21 October 2013

Mr Algban Sumani Bagbin calls for committed workers in Ghana health sector.

 
A former Minister of Health, Mr Algban Sumani Bagbin, has said that the health sector should not be used as an avenue for job creation.

According to Mr Bagbin, to work as a health professional, “you need to have the heart for the work”.

Mr Bagbin, who said it would be suicidal to put people in the sector because they needed jobs, was speaking at a workshop in Accra organised by the Ministry of Health on the proposed setting up of an agency to manage all health training institutions in the country.

Participants in the workshop were expected to come out with modalities for the establishment of the agency and how they were to function. A bill to support the establishment of the agency is expected to be passed by the end of 2014.

The workshop brought together former ministers of health, past and present chief directors at the MoH, agencies of the MoH, directors at the Ghana Health Service (GHS), development partners in the health sector, collaborating ministries, administrators and human resource managers of health facilities among others.

Mr Bagbin stressed the need to get people with the right attitude to work in the health sector since the work required a lot of dedication and commitment.

To him, there was a current high attrition rate in the health sector due to the enormity of their work adding that, “you work yourself to death” and called on people to be more responsible to their health so as to help ease the burden on the health personnel.

Another former Minister of Health, Mr George Sipa Yankey, commended the MoH for the move to establish an agency to manage all health institutions in the country and added that as the world had become a global village, it was imperative for the health sector of the country to be put on an international pedestal.

He expressed the hope that the establishment of an agency would help in elevating the various training institutions into universities to help in the production of quality personnel for the health sector.

Why the agency?

The Minister of Health, Ms Sherry Ayittey, in an address said as part of its mandate to produce quality medical personnel, the ministry had proposed the establishment of the  Health Training Institutions Agency.

The agency, she said, would be responsible for the coordination and administration of all the 75 public health training institutions and 35 private health training institutions in the country.

She said the establishment of the agency had become imperative and very crucial due to the complexity of training quality health professionals coupled with the high numbers of health training institutions currently in the country.

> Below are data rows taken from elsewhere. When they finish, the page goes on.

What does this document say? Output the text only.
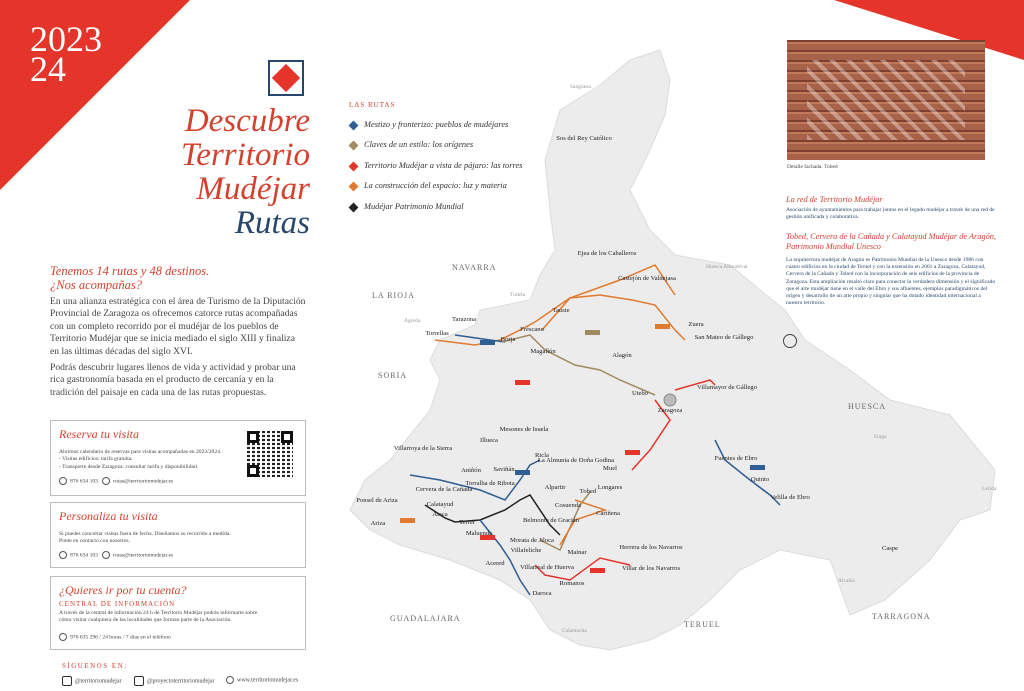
2023
24
Descubre
Territorio Mudéjar
Rutas
Tenemos 14 rutas y 48 destinos.
¿Nos acompañas?
En una alianza estratégica con el área de Turismo de la Diputación Provincial de Zaragoza os ofrecemos catorce rutas acompañadas con un completo recorrido por el mudéjar de los pueblos de Territorio Mudéjar que se inicia mediado el siglo XIII y finaliza en las últimas décadas del siglo XVI.
Podrás descubrir lugares llenos de vida y actividad y probar una rica gastronomía basada en el producto de cercanía y en la tradición del paisaje en cada una de las rutas propuestas.
Reserva tu visita
Abrimos calendario de reservas para visitas acompañadas en 2023/2024.
- Visitas edificios: tarifa gratuita.
- Transporte desde Zaragoza: consultar tarifa y disponibilidad.
876 634 103	rutas@territoriomudejar.es
Personaliza tu visita
Si puedes concretar visitas fuera de fecha. Diseñamos su recorrido a medida.
Ponte en contacto con nosotros.
876 634 103	rutas@territoriomudejar.es
¿Quieres ir por tu cuenta?
CENTRAL DE INFORMACIÓN
A través de la central de información 24 h de Territorio Mudéjar podrás informarte sobre
cómo visitar cualquiera de las localidades que forman parte de la Asociación.
976 635 296 / 24 horas / 7 días en el teléfono
SÍGUENOS EN:
@territoriomudejar	@proyectoterritoriomudejar	www.territoriomudejar.es
LAS RUTAS
Mestizo y fronterizo: pueblos de mudéjares
Claves de un estilo: los orígenes
Territorio Mudéjar a vista de pájaro: las torres
La construcción del espacio: luz y materia
Mudéjar Patrimonio Mundial
NAVARRA
LA RIOJA
SORIA
HUESCA
GUADALAJARA
TERUEL
TARRAGONA
Sangüesa
Tudela
Ágreda
Huesca Almudévar
Fraga
Alcañiz
Calamocha
Lérida
Sos del Rey Católico
Ejea de los Caballeros
Castejón de Valdejasa
Tarazona
Torrellas
Borja
Fréscano
Tauste
Magallón
Alagón
Zuera
San Mateo de Gállego
Villamayor de Gállego
Utebo
Zaragoza
Mesones de Isuela
Illueca
Villarroya de la Sierra
Aniñón Saviñán
Ricla
La Almunia de Doña Godina
Torralba de Ribota
Alpartir
Muel
Cervera de la Cañada
Calatayud
Longares
Cosuenda
Tobed
Cariñena
Belmonte de Gracián
Terrer
Maluenda
Ateca
Ponsel de Ariza
Ariza
Morata de Jiloca
Villafeliche
Acered
Mainar
Villarreal de Huerva
Romanos
Herrera de los Navarros
Villar de los Navarros
Daroca
Fuentes de Ebro
Quinto
Velilla de Ebro
Caspe
Detalle fachada. Tobed
La red de Territorio Mudéjar
Asociación de ayuntamientos para trabajar juntos en el legado mudéjar a través de una red de gestión unificada y colaborativa.
Tobed, Cervera de la Cañada y Calatayud Mudéjar de Aragón, Patrimonio Mundial Unesco
La arquitectura mudéjar de Aragón es Patrimonio Mundial de la Unesco desde 1986 con cuatro edificios en la ciudad de Teruel y con la extensión en 2001 a Zaragoza, Calatayud, Cervera de la Cañada y Tobed con la incorporación de seis edificios de la provincia de Zaragoza. Esta ampliación resaltó claro para conectar la verdadera dimensión y el significado que el arte mudéjar tiene en el valle del Ebro y sus afluentes, ejemplos paradigmáticos del origen y desarrollo de un arte propio y singular que ha dotado identidad internacional a nuestro territorio.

The Director General of the Ghana Health Service, Dr Ebenezer Appiah Denkyirah, who chaired the programme, said the establishment of the agency would help to coordinate the training of quality health professionals in the country.

He said it would also help in addressing the issue of shortage of health personnel, especially in remote areas where their services were needed most.

Some collaborators in the health sector, including the Ghana Education Service and the Ministry of Local Government and Rural Development, pledged their commitment to ensure that the establishment of an agency to regulate the activities of the various institutions across the country became successful.